The two chambers couldn't forge a funding compromise earlier in the summer, and the public health urgency of the issue has led many to express frustration over the polarization and lack of productivity in Washington.  

Key Texas players: Again, the appropriators will be pivotal, though many in Washington expect Zika funding to be folded into a larger budget resolution. 

Timing: The Senate is expected to vote again Tuesday on funding. There are no assurances a bill will pass, thanks to a Democratic filibuster threat. Either way, the Zika funding deadline is Sept. 30.

Federal bench press

Texas is becoming increasingly notorious for federal bench vacancies, and the shortage of judges is causing a backlog of case work. But thanks to rare efforts of goodwill between President Obama’s administration and Texas’ two Republican senators there may be help on the way. 

Key Texas players: U.S. Sens. John Cornyn and Ted Cruz

Cornyn and Cruz have a unique set up to expedite judicial nominations. Upon a judicial vacancy, they solicit suggestions from a bipartisan panel of Texas attorneys. The two senators then send recommendations on to the White House. 

The White House followed through by nominating five of those would-be federal judges in March: Walter David Counts, III for the Western District of Texas, E. Scott Frost for the Northern District of Texas, James Wesley Hendrix for the Northern District of Texas, Irma Carrillo Ramirez for the Northern District of Texas and Karen Gren Scholer for the Eastern District of Texas.

Timing: Cornyn will convene the Senate Judiciary Committee to hold hearings for all five on Wednesday. Some hope they will be confirmed by the  full Senate either in September or later in the year. 

Even more Clinton hearings 

The U.S. House Judiciary Committee will hold its annual oversight hearing with FBI Director James Comey, and the topic of hearings to further investigate former Secretary of State and Democratic presidential nominee Hillary Clinton's use of a private email server is expected to be a key line of questioning.

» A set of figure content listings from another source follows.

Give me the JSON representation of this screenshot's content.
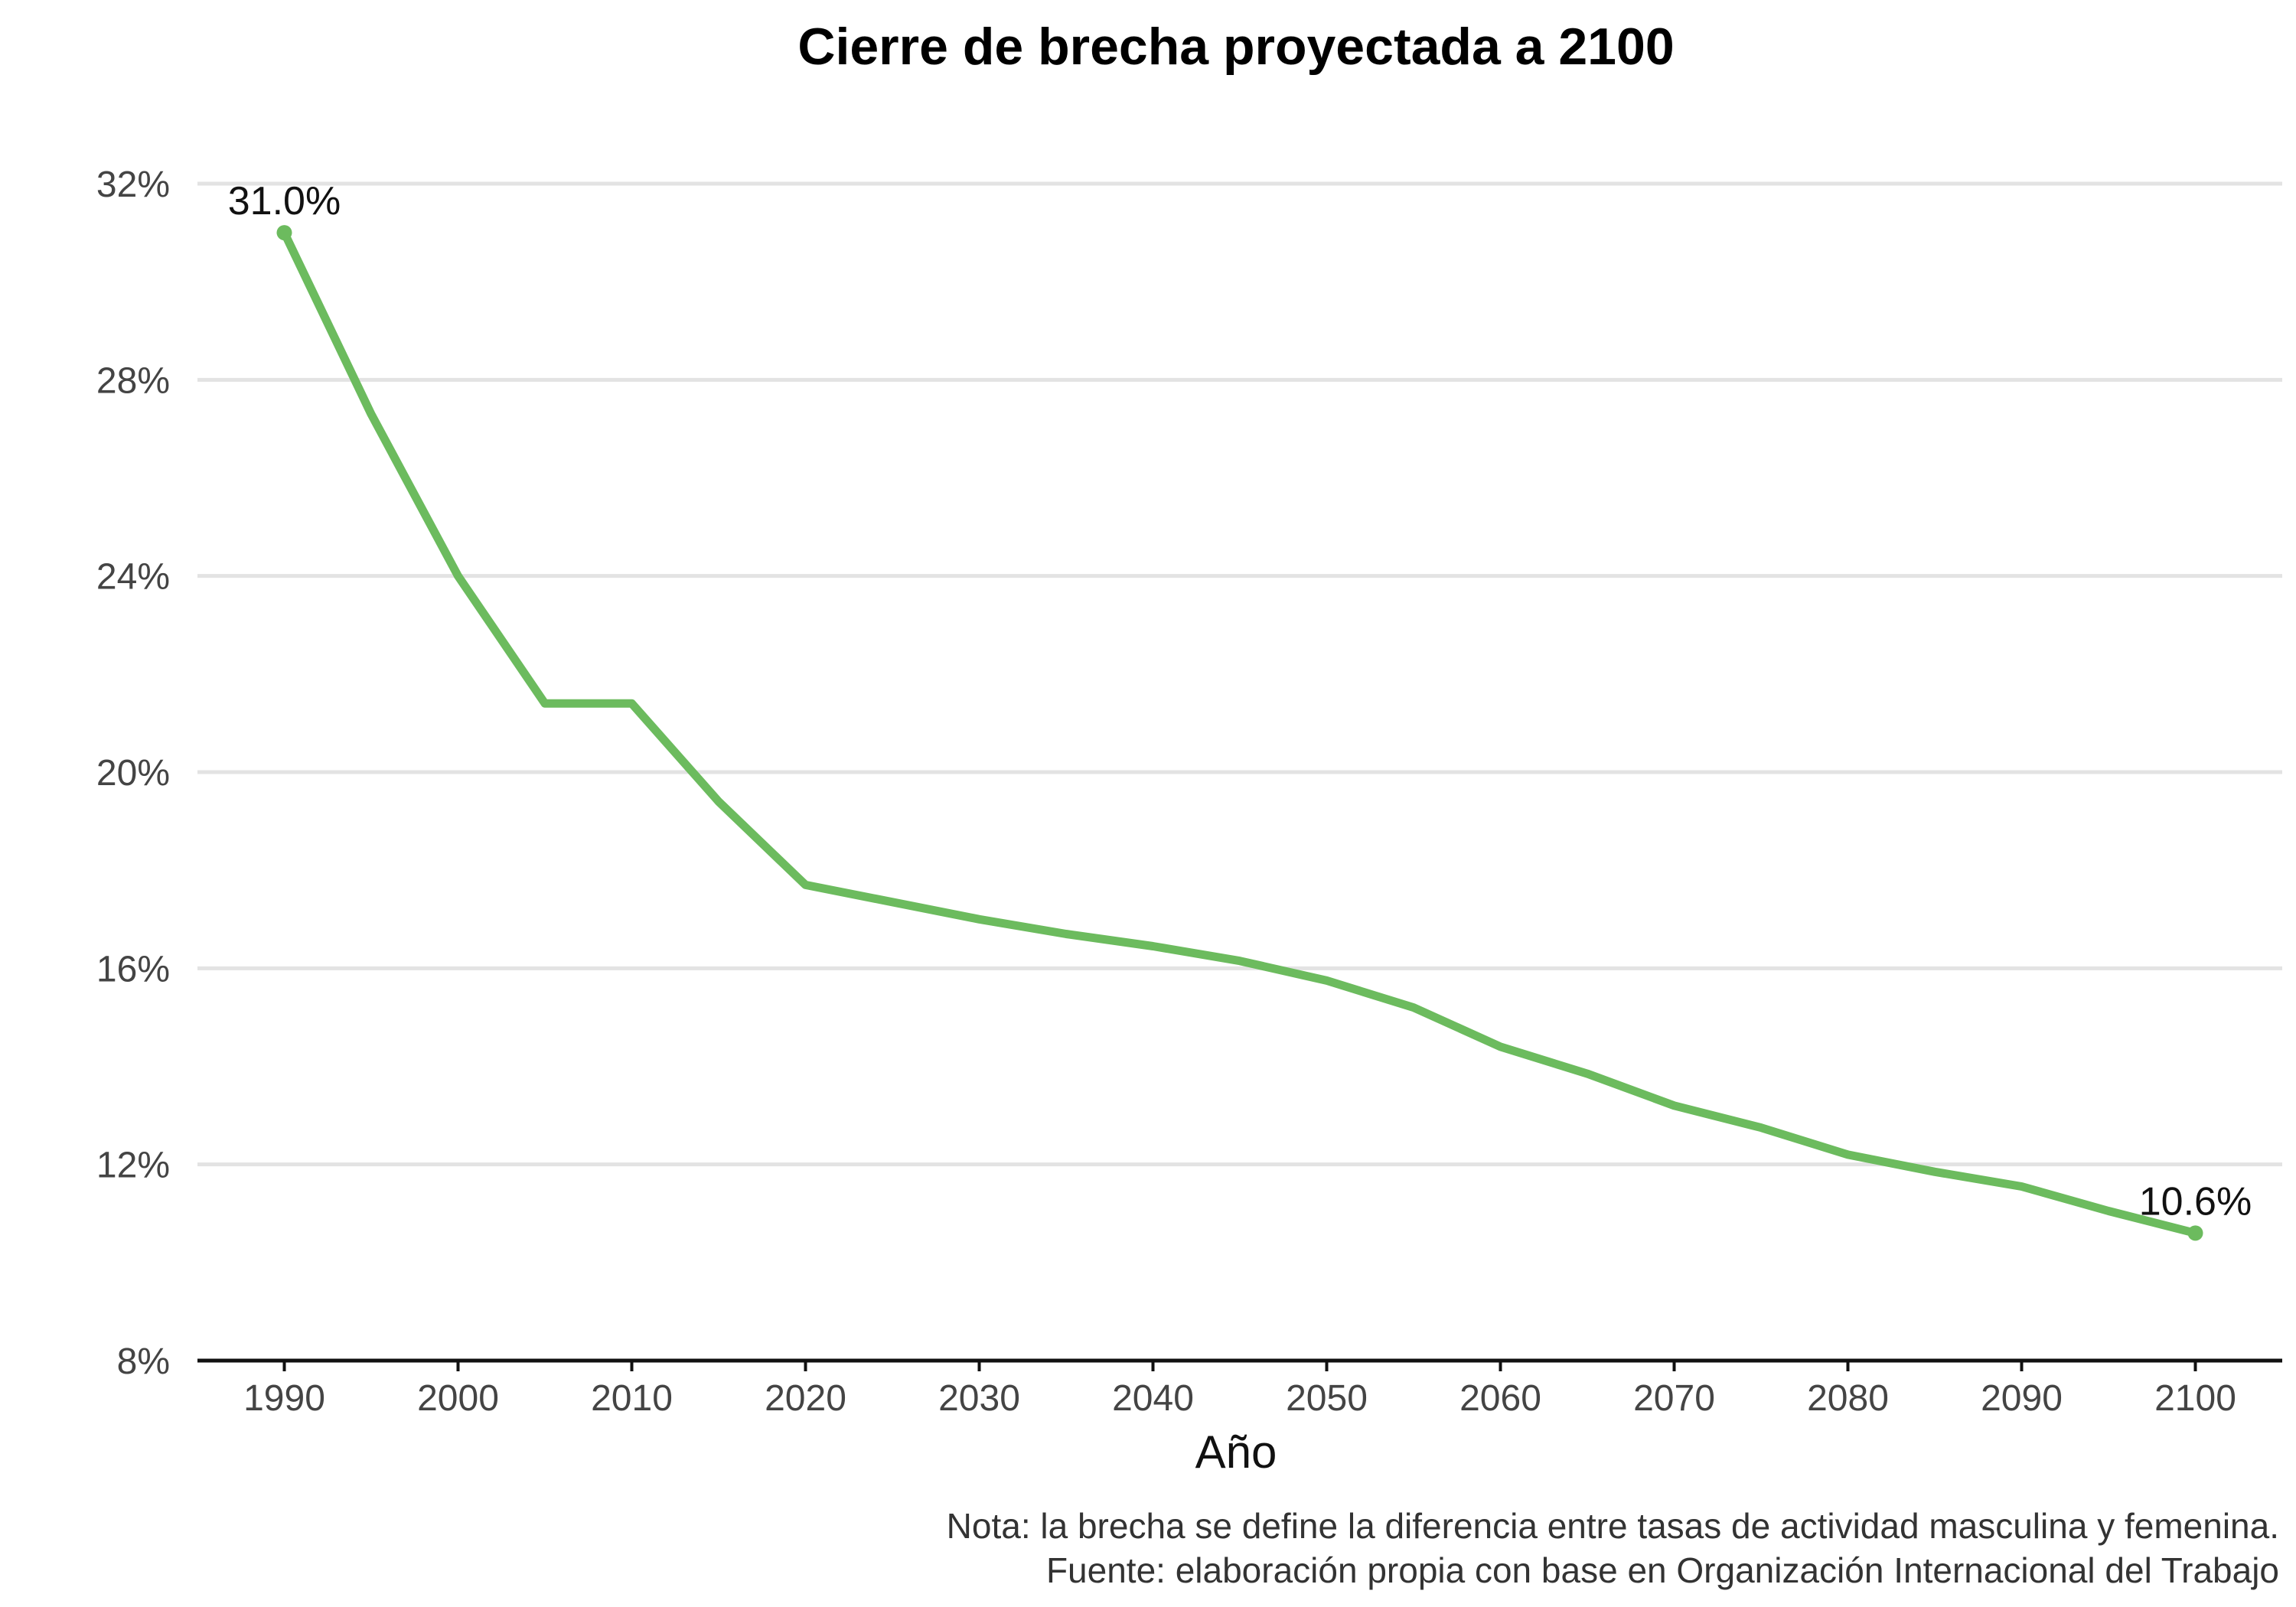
{
  "chart_data": {
    "type": "line",
    "title": "Cierre de brecha proyectada a 2100",
    "xlabel": "Año",
    "ylabel": "",
    "xlim": [
      1985,
      2105
    ],
    "ylim": [
      8,
      32
    ],
    "x_ticks": [
      1990,
      2000,
      2010,
      2020,
      2030,
      2040,
      2050,
      2060,
      2070,
      2080,
      2090,
      2100
    ],
    "y_ticks": [
      8,
      12,
      16,
      20,
      24,
      28,
      32
    ],
    "y_tick_labels": [
      "8%",
      "12%",
      "16%",
      "20%",
      "24%",
      "28%",
      "32%"
    ],
    "grid": "horizontal",
    "line_color": "#6cbb5e",
    "series": [
      {
        "x": [
          1990,
          1995,
          2000,
          2005,
          2010,
          2015,
          2020,
          2025,
          2030,
          2035,
          2040,
          2045,
          2050,
          2055,
          2060,
          2065,
          2070,
          2075,
          2080,
          2085,
          2090,
          2095,
          2100
        ],
        "values": [
          31.0,
          27.3,
          24.0,
          21.4,
          21.4,
          19.4,
          17.7,
          17.35,
          17.0,
          16.7,
          16.45,
          16.15,
          15.75,
          15.2,
          14.4,
          13.85,
          13.2,
          12.75,
          12.2,
          11.85,
          11.55,
          11.05,
          10.6
        ]
      }
    ],
    "annotations": [
      {
        "x": 1990,
        "y": 31.0,
        "text": "31.0%"
      },
      {
        "x": 2100,
        "y": 10.6,
        "text": "10.6%"
      }
    ],
    "caption": [
      "Nota: la brecha se define la diferencia entre tasas de actividad masculina y femenina.",
      "Fuente: elaboración propia con base en Organización Internacional del Trabajo"
    ]
  }
}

While the Justice Department declined to press charges against Clinton — in line with the FBI's recommendation — the bureau released a report Friday on Clinton's email practices that only further inflamed the issue. 

Key Texas players: Members of the U.S. House Judiciary Committee: U.S. Reps. Lamar Smith, R-San Antonio, Louie Gohmert, R-Tyler, Blake Farenthold, R-Corpus Christi, Sheila Jackson-Lee, D-Houston and John Ratcliffe, R-Heath.

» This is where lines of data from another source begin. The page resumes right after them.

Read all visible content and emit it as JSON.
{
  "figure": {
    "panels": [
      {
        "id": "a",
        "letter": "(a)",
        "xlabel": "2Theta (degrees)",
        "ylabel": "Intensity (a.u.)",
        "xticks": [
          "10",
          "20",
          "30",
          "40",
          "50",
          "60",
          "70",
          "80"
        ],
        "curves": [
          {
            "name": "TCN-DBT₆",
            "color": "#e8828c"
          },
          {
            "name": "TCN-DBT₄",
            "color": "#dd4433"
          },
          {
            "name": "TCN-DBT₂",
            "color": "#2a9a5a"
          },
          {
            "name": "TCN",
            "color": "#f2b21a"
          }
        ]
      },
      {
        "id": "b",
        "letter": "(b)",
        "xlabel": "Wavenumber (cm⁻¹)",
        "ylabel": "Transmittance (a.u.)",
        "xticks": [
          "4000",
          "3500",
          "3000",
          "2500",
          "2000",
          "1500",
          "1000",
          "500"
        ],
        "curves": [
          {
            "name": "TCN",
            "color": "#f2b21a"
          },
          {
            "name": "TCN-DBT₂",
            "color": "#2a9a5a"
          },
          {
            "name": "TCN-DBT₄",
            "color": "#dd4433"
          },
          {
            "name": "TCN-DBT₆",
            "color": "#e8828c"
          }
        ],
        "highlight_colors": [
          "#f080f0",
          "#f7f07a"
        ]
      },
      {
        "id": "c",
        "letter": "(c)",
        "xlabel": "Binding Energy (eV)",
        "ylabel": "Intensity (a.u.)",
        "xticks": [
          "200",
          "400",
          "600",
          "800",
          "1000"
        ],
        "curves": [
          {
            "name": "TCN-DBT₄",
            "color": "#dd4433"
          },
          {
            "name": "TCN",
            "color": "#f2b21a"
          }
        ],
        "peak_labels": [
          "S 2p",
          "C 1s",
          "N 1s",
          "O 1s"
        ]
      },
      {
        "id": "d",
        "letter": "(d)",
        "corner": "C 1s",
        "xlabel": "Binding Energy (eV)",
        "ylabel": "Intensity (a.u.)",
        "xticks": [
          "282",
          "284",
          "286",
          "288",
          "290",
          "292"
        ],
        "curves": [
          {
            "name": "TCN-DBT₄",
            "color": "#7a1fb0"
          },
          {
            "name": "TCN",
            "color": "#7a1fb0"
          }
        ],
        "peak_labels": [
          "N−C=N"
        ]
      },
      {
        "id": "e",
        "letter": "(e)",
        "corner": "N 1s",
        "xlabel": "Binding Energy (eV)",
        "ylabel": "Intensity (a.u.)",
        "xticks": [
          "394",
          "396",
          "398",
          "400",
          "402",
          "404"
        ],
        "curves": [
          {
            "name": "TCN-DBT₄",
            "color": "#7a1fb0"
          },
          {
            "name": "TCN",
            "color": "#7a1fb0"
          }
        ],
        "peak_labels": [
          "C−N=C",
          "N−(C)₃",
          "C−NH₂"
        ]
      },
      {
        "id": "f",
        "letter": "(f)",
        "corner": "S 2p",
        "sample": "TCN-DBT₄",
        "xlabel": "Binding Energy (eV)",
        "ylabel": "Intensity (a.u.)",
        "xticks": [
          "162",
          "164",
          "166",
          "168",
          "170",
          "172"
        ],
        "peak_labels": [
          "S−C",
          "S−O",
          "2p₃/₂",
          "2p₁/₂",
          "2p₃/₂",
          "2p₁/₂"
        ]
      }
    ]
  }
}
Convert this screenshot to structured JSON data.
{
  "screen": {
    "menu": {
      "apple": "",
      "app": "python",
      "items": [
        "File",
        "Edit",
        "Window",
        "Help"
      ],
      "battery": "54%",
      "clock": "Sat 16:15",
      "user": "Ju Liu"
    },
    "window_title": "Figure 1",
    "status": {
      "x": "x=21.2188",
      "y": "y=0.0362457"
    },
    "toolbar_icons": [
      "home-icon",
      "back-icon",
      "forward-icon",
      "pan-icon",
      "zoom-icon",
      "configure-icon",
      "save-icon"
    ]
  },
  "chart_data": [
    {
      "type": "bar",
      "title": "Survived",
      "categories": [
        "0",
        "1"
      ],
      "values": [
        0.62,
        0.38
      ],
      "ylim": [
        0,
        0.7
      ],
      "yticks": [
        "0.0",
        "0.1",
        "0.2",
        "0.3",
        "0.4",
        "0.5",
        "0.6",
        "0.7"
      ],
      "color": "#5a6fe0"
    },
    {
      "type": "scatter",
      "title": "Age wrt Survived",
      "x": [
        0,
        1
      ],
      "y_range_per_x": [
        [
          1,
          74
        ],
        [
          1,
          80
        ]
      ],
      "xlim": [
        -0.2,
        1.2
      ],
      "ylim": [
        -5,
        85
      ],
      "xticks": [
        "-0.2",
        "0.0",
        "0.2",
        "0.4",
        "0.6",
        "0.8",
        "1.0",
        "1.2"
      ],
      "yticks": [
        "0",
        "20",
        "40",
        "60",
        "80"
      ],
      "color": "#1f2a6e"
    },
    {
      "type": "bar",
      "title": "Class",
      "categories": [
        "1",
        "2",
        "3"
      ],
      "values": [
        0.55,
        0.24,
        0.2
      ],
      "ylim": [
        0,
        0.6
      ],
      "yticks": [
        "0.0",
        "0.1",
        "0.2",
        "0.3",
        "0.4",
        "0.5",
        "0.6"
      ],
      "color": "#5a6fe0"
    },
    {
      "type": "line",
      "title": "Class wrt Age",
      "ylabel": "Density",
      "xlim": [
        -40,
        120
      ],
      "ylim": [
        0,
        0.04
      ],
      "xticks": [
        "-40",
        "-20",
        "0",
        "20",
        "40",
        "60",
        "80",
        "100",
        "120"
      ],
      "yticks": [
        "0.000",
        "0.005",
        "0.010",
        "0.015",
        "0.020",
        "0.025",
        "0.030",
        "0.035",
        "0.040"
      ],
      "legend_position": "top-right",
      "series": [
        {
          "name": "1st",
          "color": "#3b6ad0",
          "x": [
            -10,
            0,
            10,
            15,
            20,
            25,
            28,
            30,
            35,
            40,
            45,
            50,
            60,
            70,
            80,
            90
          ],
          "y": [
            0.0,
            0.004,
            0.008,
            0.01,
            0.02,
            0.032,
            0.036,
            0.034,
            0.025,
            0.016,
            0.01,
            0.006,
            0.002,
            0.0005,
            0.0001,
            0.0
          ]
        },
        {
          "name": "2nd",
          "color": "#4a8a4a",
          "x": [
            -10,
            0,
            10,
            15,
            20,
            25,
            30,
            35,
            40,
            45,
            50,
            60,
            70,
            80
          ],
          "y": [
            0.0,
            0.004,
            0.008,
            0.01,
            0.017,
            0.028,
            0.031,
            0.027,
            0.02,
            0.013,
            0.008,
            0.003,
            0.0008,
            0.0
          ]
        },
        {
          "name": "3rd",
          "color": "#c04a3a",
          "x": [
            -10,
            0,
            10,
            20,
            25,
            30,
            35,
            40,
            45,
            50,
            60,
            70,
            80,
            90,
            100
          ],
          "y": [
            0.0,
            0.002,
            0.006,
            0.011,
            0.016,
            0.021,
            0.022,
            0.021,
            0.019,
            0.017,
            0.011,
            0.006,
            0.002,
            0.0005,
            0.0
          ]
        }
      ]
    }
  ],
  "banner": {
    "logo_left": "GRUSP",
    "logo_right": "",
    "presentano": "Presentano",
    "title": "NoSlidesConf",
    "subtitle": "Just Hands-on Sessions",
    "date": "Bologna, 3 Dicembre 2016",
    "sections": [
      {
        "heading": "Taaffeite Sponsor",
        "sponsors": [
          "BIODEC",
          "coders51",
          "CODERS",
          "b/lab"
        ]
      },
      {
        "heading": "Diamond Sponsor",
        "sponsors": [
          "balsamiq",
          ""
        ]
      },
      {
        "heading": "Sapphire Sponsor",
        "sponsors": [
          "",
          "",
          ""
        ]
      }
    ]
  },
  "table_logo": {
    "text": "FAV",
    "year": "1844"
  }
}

This is the last chance Congressional Republicans have to poke around more on Clinton’s email troubles before the November elections. Two of Texas’ most bombastic delegation members — Gohmert and Jackson-Lee — could make their marks on opposing sides of the conversation. 

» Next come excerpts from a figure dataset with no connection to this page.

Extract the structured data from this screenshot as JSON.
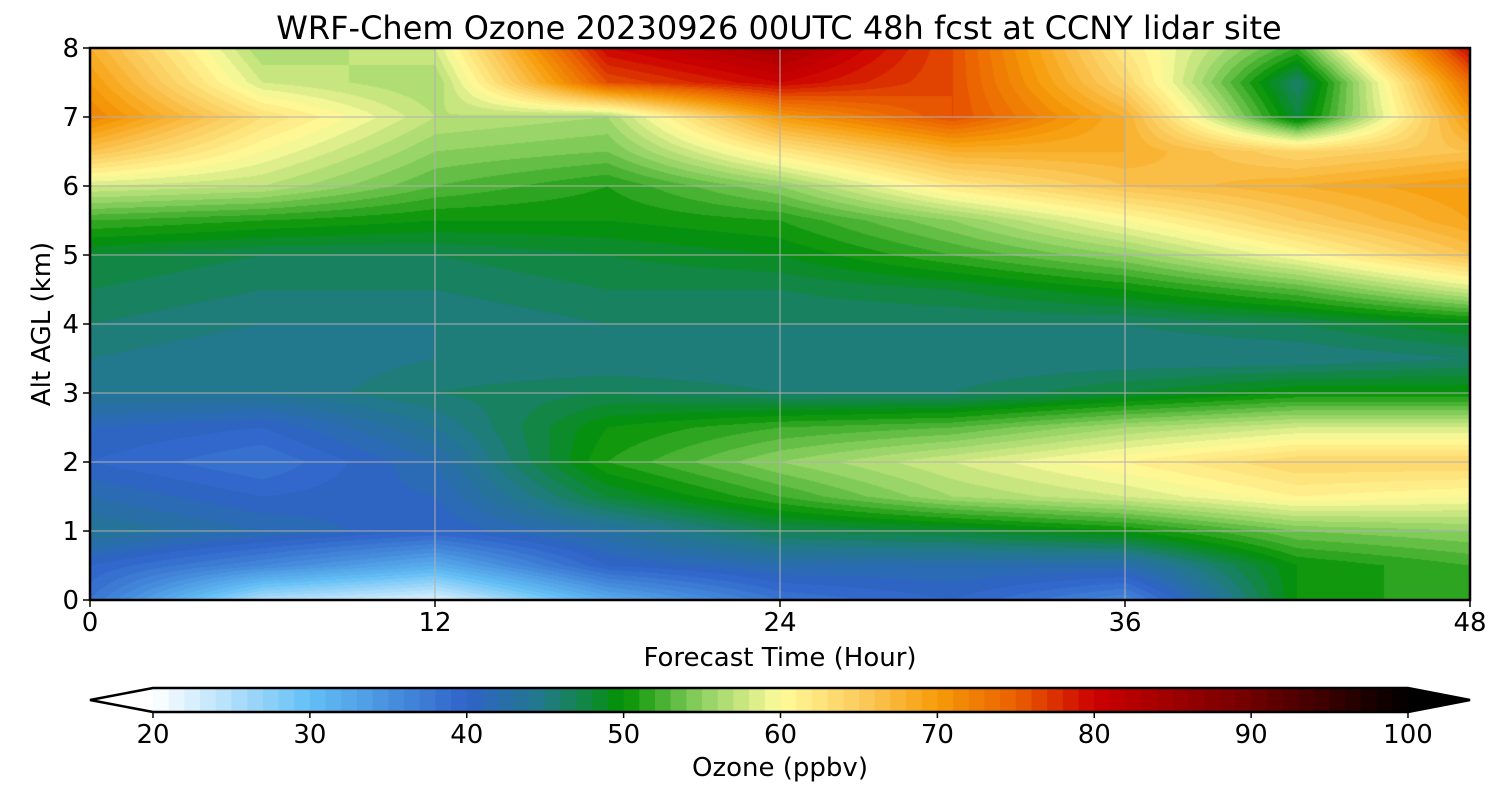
{
  "chart_data": [
    {
      "type": "heatmap",
      "title": "WRF-Chem Ozone  20230926 00UTC 48h fcst at CCNY lidar site",
      "xlabel": "Forecast Time (Hour)",
      "ylabel": "Alt AGL (km)",
      "xlim": [
        0,
        48
      ],
      "ylim": [
        0,
        8
      ],
      "x_ticks": [
        0,
        12,
        24,
        36,
        48
      ],
      "y_ticks": [
        0,
        1,
        2,
        3,
        4,
        5,
        6,
        7,
        8
      ],
      "grid": true,
      "x": [
        0,
        6,
        12,
        18,
        24,
        30,
        36,
        42,
        48
      ],
      "y": [
        0,
        0.5,
        1,
        1.5,
        2,
        2.5,
        3,
        3.5,
        4,
        4.5,
        5,
        5.5,
        6,
        6.5,
        7,
        7.5,
        8
      ],
      "z_units": "ppbv",
      "z": [
        [
          38,
          25,
          22,
          32,
          38,
          40,
          36,
          50,
          52
        ],
        [
          40,
          36,
          32,
          40,
          42,
          42,
          42,
          50,
          52
        ],
        [
          44,
          42,
          40,
          43,
          47,
          48,
          50,
          54,
          55
        ],
        [
          42,
          40,
          41,
          48,
          52,
          56,
          58,
          61,
          60
        ],
        [
          40,
          38,
          42,
          51,
          55,
          58,
          61,
          64,
          64
        ],
        [
          41,
          40,
          44,
          50,
          52,
          53,
          56,
          58,
          58
        ],
        [
          44,
          44,
          46,
          47,
          46,
          46,
          48,
          50,
          50
        ],
        [
          45,
          44,
          45,
          45,
          45,
          45,
          45,
          45,
          46
        ],
        [
          46,
          45,
          45,
          46,
          46,
          46,
          46,
          47,
          49
        ],
        [
          47,
          46,
          46,
          47,
          47,
          48,
          50,
          53,
          58
        ],
        [
          48,
          47,
          47,
          48,
          49,
          52,
          55,
          60,
          66
        ],
        [
          52,
          51,
          50,
          50,
          51,
          55,
          60,
          65,
          69
        ],
        [
          58,
          57,
          53,
          51,
          55,
          62,
          66,
          68,
          70
        ],
        [
          66,
          60,
          55,
          54,
          62,
          68,
          68,
          64,
          66
        ],
        [
          72,
          63,
          57,
          56,
          70,
          76,
          68,
          48,
          70
        ],
        [
          70,
          58,
          56,
          76,
          80,
          76,
          64,
          46,
          74
        ],
        [
          68,
          56,
          58,
          80,
          84,
          76,
          62,
          52,
          80
        ]
      ]
    },
    {
      "type": "colorbar",
      "label": "Ozone  (ppbv)",
      "range": [
        20,
        100
      ],
      "extend": "both",
      "ticks": [
        20,
        30,
        40,
        50,
        60,
        70,
        80,
        90,
        100
      ],
      "color_stops": [
        {
          "v": 20,
          "c": "#ffffff"
        },
        {
          "v": 30,
          "c": "#63bff5"
        },
        {
          "v": 40,
          "c": "#2f63c9"
        },
        {
          "v": 45,
          "c": "#217a86"
        },
        {
          "v": 50,
          "c": "#039203"
        },
        {
          "v": 55,
          "c": "#8fd163"
        },
        {
          "v": 60,
          "c": "#fffb9a"
        },
        {
          "v": 65,
          "c": "#fccc5e"
        },
        {
          "v": 70,
          "c": "#f69b09"
        },
        {
          "v": 75,
          "c": "#ea6000"
        },
        {
          "v": 80,
          "c": "#cc0000"
        },
        {
          "v": 90,
          "c": "#700000"
        },
        {
          "v": 100,
          "c": "#000000"
        }
      ]
    }
  ]
}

Timing: The hearings have not been scheduled yet.

What will not be on the agenda? It is unlikely that the Trans-Pacific Partnership, the largest proposed trade deal in history, will move significantly forward in September. The Supreme Court nomination of Merrick Garland is similarly stalled, with few indicators that it will be addressed this fall, if at all during the Obama administration.